この世の隠れ家とすみっこで。妖怪、魔法使い

水木しげる先生の訃報を知りました。

合掌。

怖いんだけど、惹かれる。気持ち悪くてギョッとするけど、にくめない。

人の弱さ、ずるさ、強さ、ただしさ。この世界の、生きていることの不思議さ。きびしさ、ひろさ。

子供の時は、いえ大人になっても、居場所がないと感じることがある。どこか誰も知らない隠れ家にみをひそめたい。透明マントを身につけたい。ほんのひとときでもいいから。

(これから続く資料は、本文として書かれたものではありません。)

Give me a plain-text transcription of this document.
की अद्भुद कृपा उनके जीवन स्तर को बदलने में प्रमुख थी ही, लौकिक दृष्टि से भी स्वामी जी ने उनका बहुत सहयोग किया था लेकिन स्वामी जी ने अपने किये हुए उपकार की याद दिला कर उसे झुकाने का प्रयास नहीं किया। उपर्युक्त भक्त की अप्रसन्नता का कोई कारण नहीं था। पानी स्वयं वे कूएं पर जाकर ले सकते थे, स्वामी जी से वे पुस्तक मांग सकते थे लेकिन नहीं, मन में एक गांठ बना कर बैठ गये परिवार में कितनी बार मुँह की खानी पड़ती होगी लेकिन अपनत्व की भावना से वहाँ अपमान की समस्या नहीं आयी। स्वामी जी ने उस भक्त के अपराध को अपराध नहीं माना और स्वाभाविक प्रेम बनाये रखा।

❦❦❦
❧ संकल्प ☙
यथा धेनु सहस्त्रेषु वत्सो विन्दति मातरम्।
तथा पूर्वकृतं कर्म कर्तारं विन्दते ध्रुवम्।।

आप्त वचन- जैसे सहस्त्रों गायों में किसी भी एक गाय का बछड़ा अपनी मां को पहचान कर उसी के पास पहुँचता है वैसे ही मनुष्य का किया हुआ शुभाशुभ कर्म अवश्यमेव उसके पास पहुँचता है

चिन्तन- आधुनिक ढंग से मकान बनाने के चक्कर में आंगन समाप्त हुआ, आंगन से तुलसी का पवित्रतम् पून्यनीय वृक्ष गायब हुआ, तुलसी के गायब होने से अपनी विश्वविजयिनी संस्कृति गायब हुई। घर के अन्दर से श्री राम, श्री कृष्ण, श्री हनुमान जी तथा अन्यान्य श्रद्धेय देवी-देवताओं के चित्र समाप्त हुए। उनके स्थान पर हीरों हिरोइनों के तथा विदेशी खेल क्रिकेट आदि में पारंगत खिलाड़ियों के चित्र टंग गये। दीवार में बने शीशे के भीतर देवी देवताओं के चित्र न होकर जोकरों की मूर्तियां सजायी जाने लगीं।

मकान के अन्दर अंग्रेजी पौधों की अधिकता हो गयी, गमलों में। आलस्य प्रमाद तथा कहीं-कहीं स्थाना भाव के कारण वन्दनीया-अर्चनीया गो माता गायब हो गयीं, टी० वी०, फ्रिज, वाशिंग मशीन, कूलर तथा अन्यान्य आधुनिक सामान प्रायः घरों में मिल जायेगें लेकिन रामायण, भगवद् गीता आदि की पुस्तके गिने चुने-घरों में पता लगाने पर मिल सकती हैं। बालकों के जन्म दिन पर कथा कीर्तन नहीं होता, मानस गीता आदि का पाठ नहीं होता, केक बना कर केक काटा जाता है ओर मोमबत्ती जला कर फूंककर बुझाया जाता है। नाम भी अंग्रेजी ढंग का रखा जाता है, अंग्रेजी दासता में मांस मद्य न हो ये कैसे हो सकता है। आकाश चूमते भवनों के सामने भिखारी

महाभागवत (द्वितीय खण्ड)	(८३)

妖怪や魔法使いのいる世界は、そんな人たちにやさしいように思う。そっと隙間の空間に、居心地のよいすみっこに、いれてくれる。いさせてくれる。

そこでふうっと息をついて、また外の世界へ出て行く。

また、さみしいとき、無力だと感じる時、妖怪や魔法使いのことを思うと勇気や力が湧くことがある。彼らの途方もなさ、自由さ、パワー。はみ出す勇気。境界や限界を超える力。堂々とした個性。異端の美。

水木先生、これからも作品を読み継いで行きます。どうぞ安らかに、天国で人や妖怪たちと楽しくおられますように。